The purpose of this feasibility study is to develop a fully automated procedure capable of generating treatment plans with multiple fractionation schemes to improve speed, robustness, and standardization of plan quality. A fully automated script was implemented for spinal stereotactic radiosurgery/stereotactic body radiation therapy (SRS/SBRT) plan generation using Eclipse v15.6 API. The script interface allows multiple dose/fractionation plan requests, planning target volume (PTV) expansions, as well as information regarding distance/overlap between spinal cord and targets to drive decision‐making. For each requested plan, the script creates the course, plans, field arrangements, and automatically optimizes and calculates dose. The script was retrospectively applied to ten computed tomography (CT) scans of previous cervical, thoracic, and lumbar spine SBRT patients. Three plans were generated for each patient — simultaneous integrated boost (SIB) 1800/1600 cGy to gross tumor volume (GTV)/PTV in one fraction; SIB 2700/2100 cGy to GTV/PTV in three fractions; and 3000 cGy to PTV in five fractions. Plan complexity and deliverability patient‐specific quality assurance (QA) was performed using ArcCHECK with an Exradin A16 chamber inserted. Dose objectives were met for all organs at risk (OARs) for each treatment plan. Median target coverage was GTV V100% = 87.3%, clinical target volume (CTV) V100% = 95.7% and PTV V100% = 88.0% for single fraction plans; GTV V100% = 95.6, CTV V100% = 99.6% and PTV V100% = 97.2% for three fraction plans; and GTV V100% = 99.6%, CTV V100% = 99.1% and PTV V100% = 97.2% for five fraction plans. All plans (n = 30) passed patient‐specific QA (>90%) at 2%/2 mm global gamma. A16 chamber dose measured at isocenter agreed with planned dose within 3% for all cases. Automatic planning for spine SRS/SBRT through scripting increases efficiency, standardizes plan quality and approach, and provides a tool for target coverage comparison of different fractionation schemes without the need for additional resources.

中文翻译:

使用Varian Eclipse脚本实现脊柱立体定向放射外科手术和立体定向身体放射疗法治疗计划的完全自动化。

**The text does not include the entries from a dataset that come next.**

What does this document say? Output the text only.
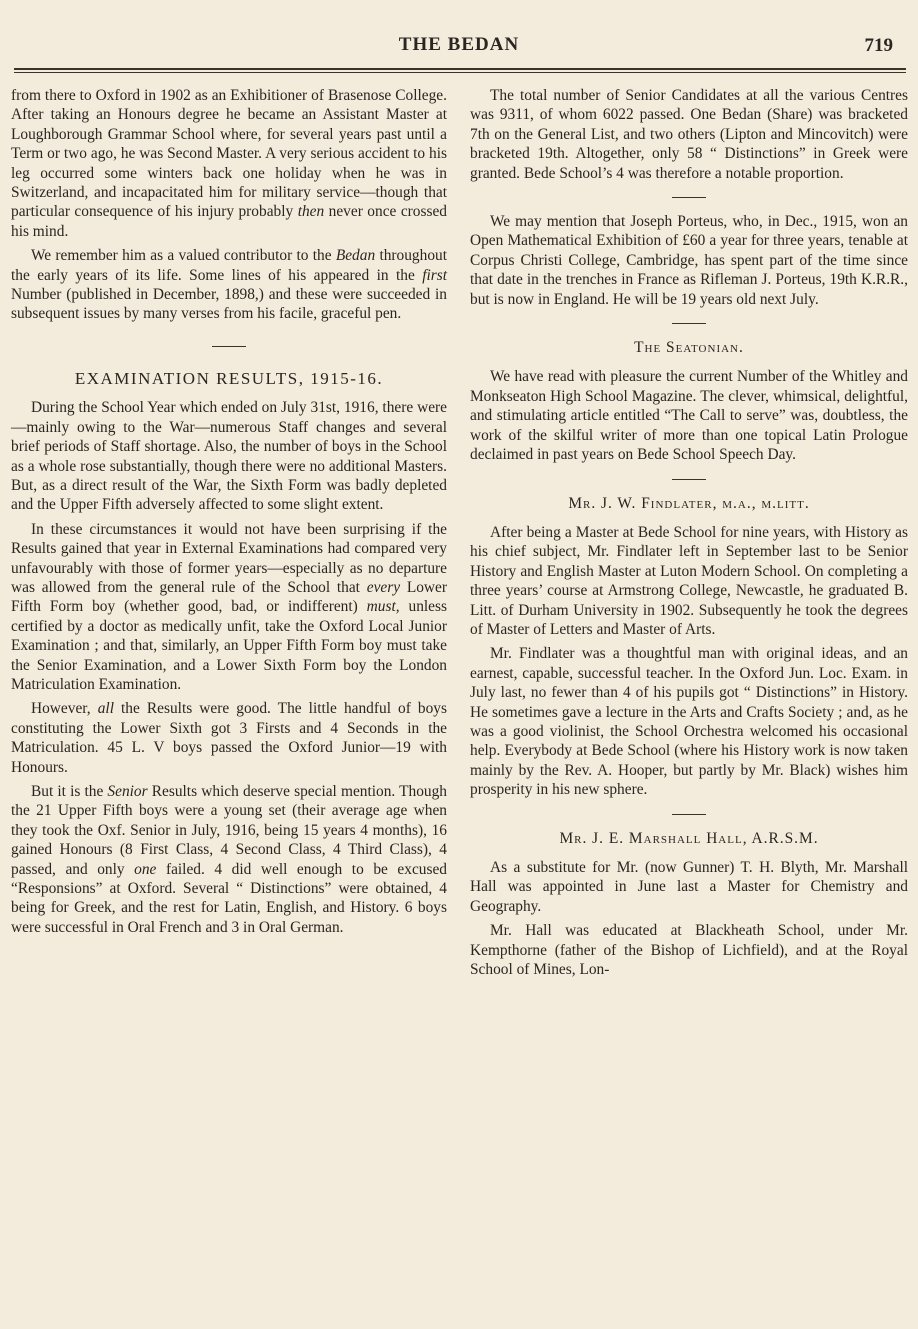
THE BEDAN	719

from there to Oxford in 1902 as an Exhibitioner of Brasenose College. After taking an Honours degree he became an Assistant Master at Loughborough Grammar School where, for several years past until a Term or two ago, he was Second Master. A very serious accident to his leg occurred some winters back one holiday when he was in Switzerland, and incapacitated him for military service—though that particular consequence of his injury probably then never once crossed his mind.

We remember him as a valued contributor to the Bedan throughout the early years of its life. Some lines of his appeared in the first Number (published in December, 1898,) and these were succeeded in subsequent issues by many verses from his facile, graceful pen.

EXAMINATION RESULTS, 1915-16.

During the School Year which ended on July 31st, 1916, there were—mainly owing to the War—numerous Staff changes and several brief periods of Staff shortage. Also, the number of boys in the School as a whole rose substantially, though there were no additional Masters. But, as a direct result of the War, the Sixth Form was badly depleted and the Upper Fifth adversely affected to some slight extent.

In these circumstances it would not have been surprising if the Results gained that year in External Examinations had compared very unfavourably with those of former years—especially as no departure was allowed from the general rule of the School that every Lower Fifth Form boy (whether good, bad, or indifferent) must, unless certified by a doctor as medically unfit, take the Oxford Local Junior Examination ; and that, similarly, an Upper Fifth Form boy must take the Senior Examination, and a Lower Sixth Form boy the London Matriculation Examination.

However, all the Results were good. The little handful of boys constituting the Lower Sixth got 3 Firsts and 4 Seconds in the Matriculation. 45 L. V boys passed the Oxford Junior—19 with Honours.

But it is the Senior Results which deserve special mention. Though the 21 Upper Fifth boys were a young set (their average age when they took the Oxf. Senior in July, 1916, being 15 years 4 months), 16 gained Honours (8 First Class, 4 Second Class, 4 Third Class), 4 passed, and only one failed. 4 did well enough to be excused “Responsions” at Oxford. Several “ Distinctions” were obtained, 4 being for Greek, and the rest for Latin, English, and History. 6 boys were successful in Oral French and 3 in Oral German.

The total number of Senior Candidates at all the various Centres was 9311, of whom 6022 passed. One Bedan (Share) was bracketed 7th on the General List, and two others (Lipton and Mincovitch) were bracketed 19th. Altogether, only 58 “ Distinctions” in Greek were granted. Bede School’s 4 was therefore a notable proportion.

We may mention that Joseph Porteus, who, in Dec., 1915, won an Open Mathematical Exhibition of £60 a year for three years, tenable at Corpus Christi College, Cambridge, has spent part of the time since that date in the trenches in France as Rifleman J. Porteus, 19th K.R.R., but is now in England. He will be 19 years old next July.

The Seatonian.

We have read with pleasure the current Number of the Whitley and Monkseaton High School Magazine. The clever, whimsical, delightful, and stimulating article entitled “The Call to serve” was, doubtless, the work of the skilful writer of more than one topical Latin Prologue declaimed in past years on Bede School Speech Day.

Mr. J. W. Findlater, m.a., m.litt.

After being a Master at Bede School for nine years, with History as his chief subject, Mr. Findlater left in September last to be Senior History and English Master at Luton Modern School. On completing a three years’ course at Armstrong College, Newcastle, he graduated B. Litt. of Durham University in 1902. Subsequently he took the degrees of Master of Letters and Master of Arts.

Mr. Findlater was a thoughtful man with original ideas, and an earnest, capable, successful teacher. In the Oxford Jun. Loc. Exam. in July last, no fewer than 4 of his pupils got “ Distinctions” in History. He sometimes gave a lecture in the Arts and Crafts Society ; and, as he was a good violinist, the School Orchestra welcomed his occasional help. Everybody at Bede School (where his History work is now taken mainly by the Rev. A. Hooper, but partly by Mr. Black) wishes him prosperity in his new sphere.

Mr. J. E. Marshall Hall, A.R.S.M.

As a substitute for Mr. (now Gunner) T. H. Blyth, Mr. Marshall Hall was appointed in June last a Master for Chemistry and Geography.

Mr. Hall was educated at Blackheath School, under Mr. Kempthorne (father of the Bishop of Lichfield), and at the Royal School of Mines, Lon-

这项可行性研究的目的是开发一种全自动程序,该程序能够生成具有多个分级方案的治疗计划,以提高速度,健壮性和计划质量的标准化。使用Eclipse v15.6 API生成了全自动脚本,用于脊柱立体定向放射外科/立体定向放射治疗(SRS / SBRT)计划生成。脚本界面允许多个剂量/分级计划请求,计划目标体积(PTV)扩展以及有关脊髓与目标之间距离/重叠的信息,以推动决策。对于每个请求的计划,脚本都会创建课程,计划,现场布置,并自动优化和计算剂量。该脚本被追溯应用于以前的颈椎,胸椎,和腰椎SBRT患者。为每位患者生成了三个计划-将总集成肿瘤体积(GTV)/ PTV的同时集成增强(SIB)1800/1600 cGy降低为一小部分;SIB 2700/2100 cGy转换为GTV / PTV的三个部分;和3000 cGy分为五个部分传送到PTV。计划的复杂性和可交付性使用ArcCHECK并插入Exradin A16腔室进行患者特定的质量保证(QA)。每个治疗计划的所有处于危险中的器官(OAR)的剂量目标均已达到。单份计划的中位目标覆盖率是GTV V100%= 87.3%,临床目标量(CTV)V100%= 95.7%和PTV V100%= 88.0%;三个分段计划的GTV V100%= 95.6,CTV V100%= 99.6%和PTV V100%= 97.2%;和GTV V100%= 99.6%,CTV V100%= 99.1%和PTV V100%= 97.2%。所有计划(n = 30)通过了患者特定的质量检查(> 90%)在2%/ 2毫米的整体伽玛值下。在所有情况下,在等角点处测量的A16腔室剂量与计划剂量相吻合在3%以内。通过脚本自动规划脊柱SRS / SBRT,可以提高效率,标准化计划质量和方法,并提供了一种工具,可以比较不同分级方案的目标覆盖率,而无需额外的资源。